The procedure with this library is less straightforward, than gprofiler2’s. First, we need to generate a database containing the GO terms of the genes included in our background:

library(topGO)
library(biomaRt)

# Load complete database from ENSEMBL
db <- useMart("ensembl",
              dataset = "hsapiens_gene_ensembl")

# Subset the GO terms from our background genes
go_db <- getBM(attributes = c("go_id", 
                                  "ensembl_gene_id"), 
                   filters = "ensembl_gene_id", 
                   values = background, 
                   mart = db) %>%
  unstack() # Convert it to a list 

# Functional overrepresentation analysis for overexpressed genes
## Keep only annotated genes 
over4go <- overexpressed[overexpressed %in% names(go_db)]

## And generate named factor to signal the candidate genes to be tested (1 for candidate genes)
over4go <- factor(as.integer(background %in% over4go))
names(overgo) <- background

## Generate topGO data object
over_GOdata <- new("topGOdata", 
                   ontology = "BP", # choosing the biological process ontology
                   allGenes = over4go, 
                   annot = annFUN.gene2GO, # annotation function when annotations are given in a gene-to-GO manner
                   gene2GO = go_db)

## Test for significant enrichments
over_result <- runTest(over_GOdata, 
                       algorithm = "weight01", # take into account GO hierarchy
                       statistic = "fisher") 

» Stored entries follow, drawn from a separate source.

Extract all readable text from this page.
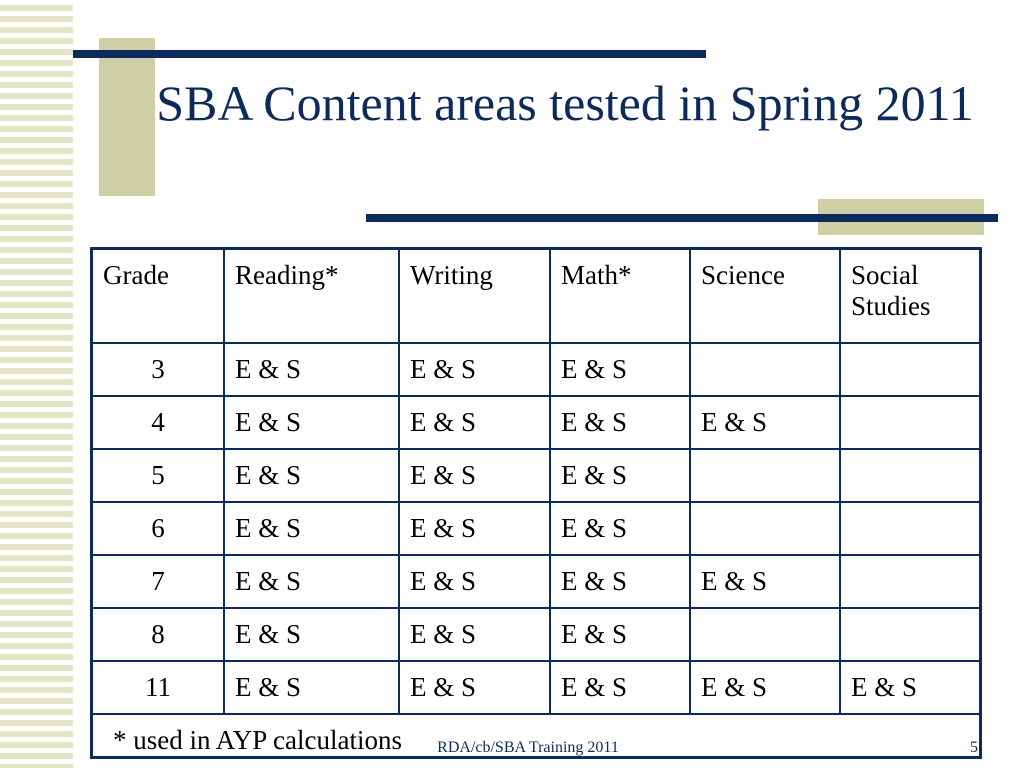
SBA Content areas tested in Spring 2011
Grade	Reading*	Writing	Math*	Science	Social Studies
3	E & S	E & S	E & S		
4	E & S	E & S	E & S	E & S	
5	E & S	E & S	E & S		
6	E & S	E & S	E & S		
7	E & S	E & S	E & S	E & S	
8	E & S	E & S	E & S		
11	E & S	E & S	E & S	E & S	E & S
* used in AYP calculations						RDA/cb/SBA Training 2011	5
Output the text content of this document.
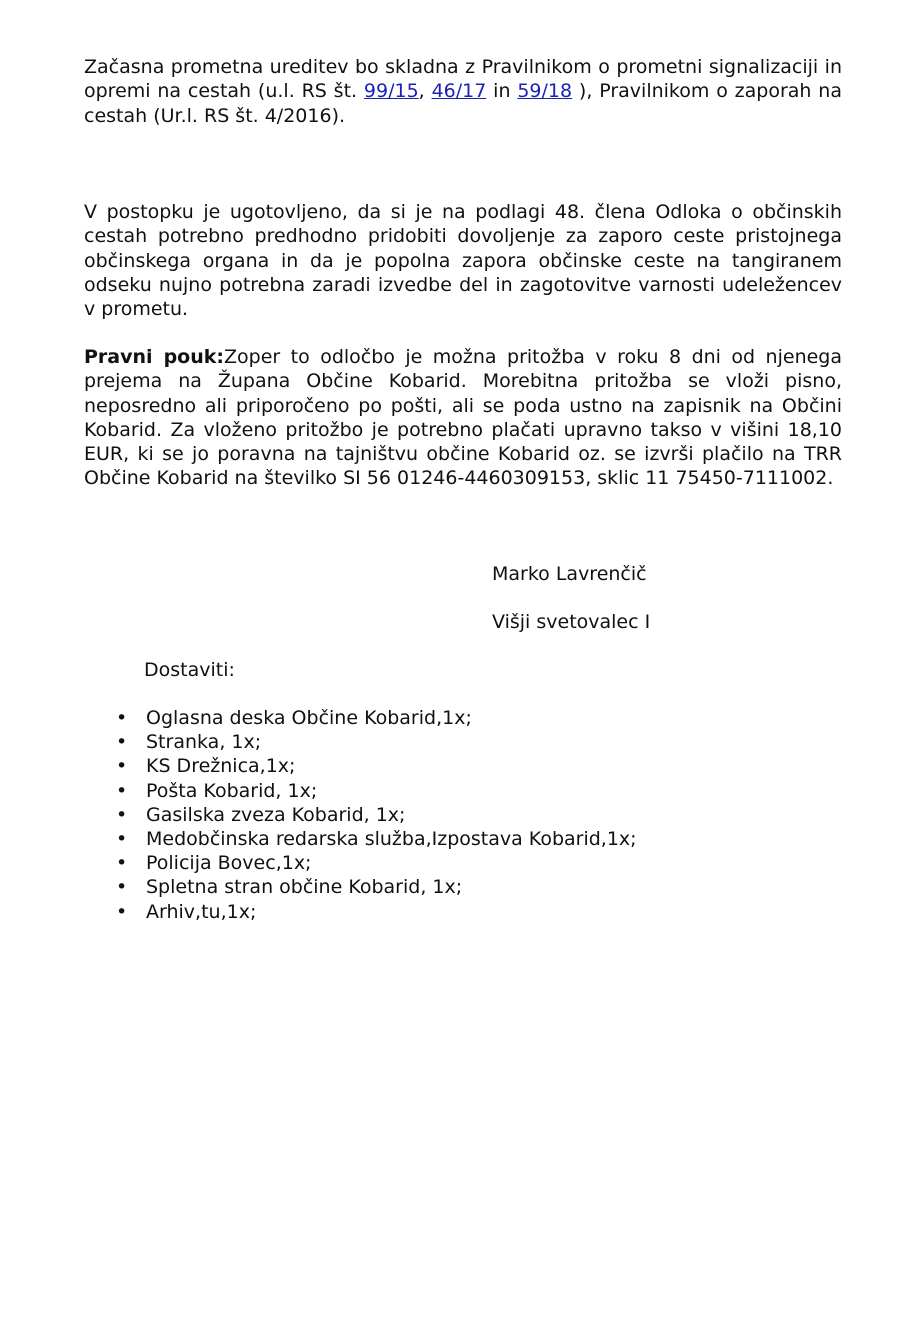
Začasna prometna ureditev bo skladna z Pravilnikom o prometni signalizaciji in opremi na cestah (u.l. RS št. 99/15, 46/17 in 59/18 ), Pravilnikom o zaporah na cestah (Ur.l. RS št. 4/2016).

V postopku je ugotovljeno, da si je na podlagi 48. člena Odloka o občinskih cestah potrebno predhodno pridobiti dovoljenje za zaporo ceste pristojnega občinskega organa in da je popolna zapora občinske ceste na tangiranem odseku nujno potrebna zaradi izvedbe del in zagotovitve varnosti udeležencev v prometu.

Pravni pouk:Zoper to odločbo je možna pritožba v roku 8 dni od njenega prejema na Župana Občine Kobarid. Morebitna pritožba se vloži pisno, neposredno ali priporočeno po pošti, ali se poda ustno na zapisnik na Občini Kobarid. Za vloženo pritožbo je potrebno plačati upravno takso v višini 18,10 EUR, ki se jo poravna na tajništvu občine Kobarid oz. se izvrši plačilo na TRR Občine Kobarid na številko SI 56 01246-4460309153, sklic 11 75450-7111002.

Marko Lavrenčič

Višji svetovalec I

Dostaviti:

• Oglasna deska Občine Kobarid,1x;
• Stranka, 1x;
• KS Drežnica,1x;
• Pošta Kobarid, 1x;
• Gasilska zveza Kobarid, 1x;
• Medobčinska redarska služba,Izpostava Kobarid,1x;
• Policija Bovec,1x;
• Spletna stran občine Kobarid, 1x;
• Arhiv,tu,1x;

## Generate a table for the results
over_allGO <- usedGO(over_GOdata)
over_res <- GenTable(over_GOdata, 
                     weightFisher = over_result, 
                     orderBy = "weightFisher", 
                     topNodes = length(over_allGO))

# Functional overrepresentation analysis for underexpressed genes
## Keep only annotated genes 
under4go <- underexpressed[underexpressed %in% names(go_db)]

## And generate named factor to signal the candidate genes to be tested (1 for candidate genes)
under4go <- factor(as.integer(background %in% under4go))
names(undergo) <- background

## Generate topGO data object
under_GOdata <- new("topGOdata", 
                    ontology = "BP", # choosing the biological process ontology
                    allGenes = under4go, 
                    annot = annFUN.gene2GO, # annotation function when annotations are given in a gene-to-GO manner
                    gene2GO = go_db)

## Test for significant enrichments
under_result <- runTest(under_GOdata, 
                        algorithm = "weight01", # take into account GO hierarchy
                        statistic = "fisher") 

## Generate a table for the results
under_allGO <- usedGO(under_GOdata)
under_res <- GenTable(under_GOdata, 
                      weightFisher = under_result, 
                      orderBy = "weightFisher", 
                      topNodes = length(over_allGO))

# Functional overrepresentation analysis for all DEGs
## Keep only annotated genes 
degs4go <- degs[degs %in% names(go_db)]

## And generate named factor to signal the candidate genes to be tested (1 for candidate genes)
degs4go <- factor(as.integer(background %in% degs4go))
names(degs4go) <- background

## Generate topGO data object
degs_GOdata <- new("topGOdata", 
                   ontology = "BP", # choosing the biological process ontology
                   allGenes = degs4go, 
                   annot = annFUN.gene2GO, # annotation function when annotations are given in a gene-to-GO manner
                   gene2GO = go_db)

## Test for significant enrichments
degs_result <- runTest(degs_GOdata, 
                       algorithm = "weight01", # take into account GO hierarchy
                       statistic = "fisher") 

## Generate a table for the results
degs_allGO <- usedGO(degs_GOdata)
degs_res <- GenTable(degs_GOdata, 
                     weightFisher = degs_result, 
                     orderBy = "weightFisher", 
                     topNodes = length(degs_allGO))

The p-values reported by this analysis do not take into account multiple testing; for that, I refer you to topGO’s documentation:

The p-values computed by the runTest function are unadjusted for multiple testing. We do not advocate against adjusting the p-values of the tested groups, however in many cases adjusted p-values might be misleading.